The operational impact of this vulnerability extends beyond simple data modification, as it provides attackers with the ability to escalate privileges and potentially gain complete control over the affected website. An attacker could leverage this vulnerability to create new administrative user accounts, modify existing user permissions, delete critical content, or even inject malicious code into the website's structure. The severity is amplified by the fact that the vulnerability affects the core administrative functionality, meaning that successful exploitation could result in complete website compromise, data loss, or unauthorized access to sensitive information stored within the ProcessWire installation.

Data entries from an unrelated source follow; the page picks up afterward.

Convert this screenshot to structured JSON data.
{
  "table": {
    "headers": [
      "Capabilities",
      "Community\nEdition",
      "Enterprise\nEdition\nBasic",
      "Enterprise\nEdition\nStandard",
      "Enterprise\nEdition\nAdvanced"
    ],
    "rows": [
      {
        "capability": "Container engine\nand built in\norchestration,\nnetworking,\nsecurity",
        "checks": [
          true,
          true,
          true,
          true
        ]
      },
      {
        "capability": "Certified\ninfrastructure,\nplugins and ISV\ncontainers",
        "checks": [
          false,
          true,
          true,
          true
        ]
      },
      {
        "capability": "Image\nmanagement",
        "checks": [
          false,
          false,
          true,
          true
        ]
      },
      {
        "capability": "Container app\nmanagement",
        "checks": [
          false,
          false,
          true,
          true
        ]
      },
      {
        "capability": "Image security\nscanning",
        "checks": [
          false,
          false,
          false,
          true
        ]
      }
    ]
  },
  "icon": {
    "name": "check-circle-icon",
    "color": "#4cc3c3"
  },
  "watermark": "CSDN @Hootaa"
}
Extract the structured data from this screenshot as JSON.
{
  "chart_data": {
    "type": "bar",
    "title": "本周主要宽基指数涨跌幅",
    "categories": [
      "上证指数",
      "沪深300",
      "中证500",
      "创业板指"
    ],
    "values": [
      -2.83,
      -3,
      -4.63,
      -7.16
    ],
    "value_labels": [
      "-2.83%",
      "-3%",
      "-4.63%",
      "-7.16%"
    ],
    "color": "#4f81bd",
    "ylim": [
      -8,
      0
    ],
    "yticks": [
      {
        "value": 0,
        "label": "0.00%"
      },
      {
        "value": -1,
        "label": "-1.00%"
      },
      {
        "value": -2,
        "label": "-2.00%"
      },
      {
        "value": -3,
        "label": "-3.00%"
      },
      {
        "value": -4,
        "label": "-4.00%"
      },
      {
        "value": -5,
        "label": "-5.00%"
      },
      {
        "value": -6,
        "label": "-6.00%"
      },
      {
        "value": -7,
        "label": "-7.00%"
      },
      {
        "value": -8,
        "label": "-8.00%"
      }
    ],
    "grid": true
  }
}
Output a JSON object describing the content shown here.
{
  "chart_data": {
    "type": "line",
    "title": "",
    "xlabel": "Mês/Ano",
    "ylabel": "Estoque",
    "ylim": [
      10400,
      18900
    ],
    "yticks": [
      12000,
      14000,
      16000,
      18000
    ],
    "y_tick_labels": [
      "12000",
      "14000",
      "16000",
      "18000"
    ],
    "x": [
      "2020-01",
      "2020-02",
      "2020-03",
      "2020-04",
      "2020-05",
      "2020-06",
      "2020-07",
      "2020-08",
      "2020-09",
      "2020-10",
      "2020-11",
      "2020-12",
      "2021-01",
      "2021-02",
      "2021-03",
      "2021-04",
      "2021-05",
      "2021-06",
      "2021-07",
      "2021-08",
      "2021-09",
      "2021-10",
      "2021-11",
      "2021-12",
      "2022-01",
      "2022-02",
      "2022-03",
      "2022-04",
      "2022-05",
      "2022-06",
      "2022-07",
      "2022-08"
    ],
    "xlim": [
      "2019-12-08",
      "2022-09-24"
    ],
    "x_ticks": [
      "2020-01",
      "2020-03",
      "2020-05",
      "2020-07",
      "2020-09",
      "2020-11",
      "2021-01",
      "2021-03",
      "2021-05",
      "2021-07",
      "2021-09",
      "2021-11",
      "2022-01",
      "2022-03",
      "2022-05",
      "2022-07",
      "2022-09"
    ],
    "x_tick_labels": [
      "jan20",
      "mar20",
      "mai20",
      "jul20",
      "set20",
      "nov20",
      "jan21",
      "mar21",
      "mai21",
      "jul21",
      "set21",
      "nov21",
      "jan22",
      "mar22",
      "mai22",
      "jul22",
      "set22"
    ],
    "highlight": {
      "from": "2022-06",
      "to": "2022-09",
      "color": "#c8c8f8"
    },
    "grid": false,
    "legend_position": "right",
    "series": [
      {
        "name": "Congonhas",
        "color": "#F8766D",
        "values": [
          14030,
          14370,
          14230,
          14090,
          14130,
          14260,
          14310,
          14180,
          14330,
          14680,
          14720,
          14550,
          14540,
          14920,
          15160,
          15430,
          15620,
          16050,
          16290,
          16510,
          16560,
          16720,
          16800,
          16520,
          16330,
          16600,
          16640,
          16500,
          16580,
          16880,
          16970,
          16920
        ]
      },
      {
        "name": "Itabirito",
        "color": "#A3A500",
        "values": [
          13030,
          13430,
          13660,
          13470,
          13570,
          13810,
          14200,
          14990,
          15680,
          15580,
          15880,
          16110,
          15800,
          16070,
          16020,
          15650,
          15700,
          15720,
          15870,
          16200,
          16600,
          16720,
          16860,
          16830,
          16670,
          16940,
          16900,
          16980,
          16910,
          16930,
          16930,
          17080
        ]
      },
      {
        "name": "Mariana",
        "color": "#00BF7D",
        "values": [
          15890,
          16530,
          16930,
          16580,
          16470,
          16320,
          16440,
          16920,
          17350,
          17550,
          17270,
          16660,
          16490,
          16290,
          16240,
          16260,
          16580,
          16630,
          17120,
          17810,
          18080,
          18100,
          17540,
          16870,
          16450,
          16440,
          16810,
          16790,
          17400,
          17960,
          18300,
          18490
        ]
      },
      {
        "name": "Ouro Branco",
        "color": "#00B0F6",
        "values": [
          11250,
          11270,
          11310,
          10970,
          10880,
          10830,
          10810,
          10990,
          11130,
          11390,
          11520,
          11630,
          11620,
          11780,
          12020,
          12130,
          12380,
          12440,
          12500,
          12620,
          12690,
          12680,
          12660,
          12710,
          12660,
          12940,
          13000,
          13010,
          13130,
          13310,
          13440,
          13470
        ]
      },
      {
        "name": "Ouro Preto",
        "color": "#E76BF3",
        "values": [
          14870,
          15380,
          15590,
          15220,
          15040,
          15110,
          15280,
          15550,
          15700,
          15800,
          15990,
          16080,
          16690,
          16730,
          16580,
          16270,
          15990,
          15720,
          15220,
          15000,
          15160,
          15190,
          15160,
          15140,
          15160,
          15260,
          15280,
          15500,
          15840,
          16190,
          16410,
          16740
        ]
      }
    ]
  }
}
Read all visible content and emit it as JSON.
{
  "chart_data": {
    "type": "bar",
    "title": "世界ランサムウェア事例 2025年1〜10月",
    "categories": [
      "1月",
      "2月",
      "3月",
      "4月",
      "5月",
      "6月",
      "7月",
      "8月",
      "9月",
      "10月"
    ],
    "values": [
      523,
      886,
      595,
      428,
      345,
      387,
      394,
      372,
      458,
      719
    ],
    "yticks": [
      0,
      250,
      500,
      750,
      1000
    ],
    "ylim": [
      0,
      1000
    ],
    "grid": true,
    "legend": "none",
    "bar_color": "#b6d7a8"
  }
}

Security professionals should note that this vulnerability aligns with CWE-352, which specifically addresses Cross-Site Request Forgery weaknesses in web applications. The flaw also maps to several ATT&CK techniques including T1078 for valid accounts and T1566 for credential harvesting, as the vulnerability allows attackers to leverage existing authenticated sessions to perform malicious activities without requiring additional authentication credentials. Organizations using ProcessWire version 3.0.200 should immediately implement mitigations including the deployment of web application firewalls, enabling proper CSRF token validation, and ensuring all administrative interfaces require robust anti-CSRF protection mechanisms. The recommended solution involves updating to ProcessWire version 3.0.201 or later, which includes proper CSRF token implementation and validation, along with implementing additional security measures such as multi-factor authentication for administrative accounts and regular security audits of web applications to identify similar vulnerabilities.
The vulnerability demonstrates the critical importance of implementing comprehensive CSRF protection mechanisms within web applications, particularly those handling sensitive administrative functions. Organizations should conduct thorough security assessments of their web applications to identify similar CSRF vulnerabilities and ensure that all user-initiated actions require proper validation of request origins and authenticity. The presence of such vulnerabilities in widely-used content management systems like ProcessWire highlights the need for continuous security monitoring and timely patch management to prevent exploitation by threat actors who actively seek out these types of weaknesses in web applications.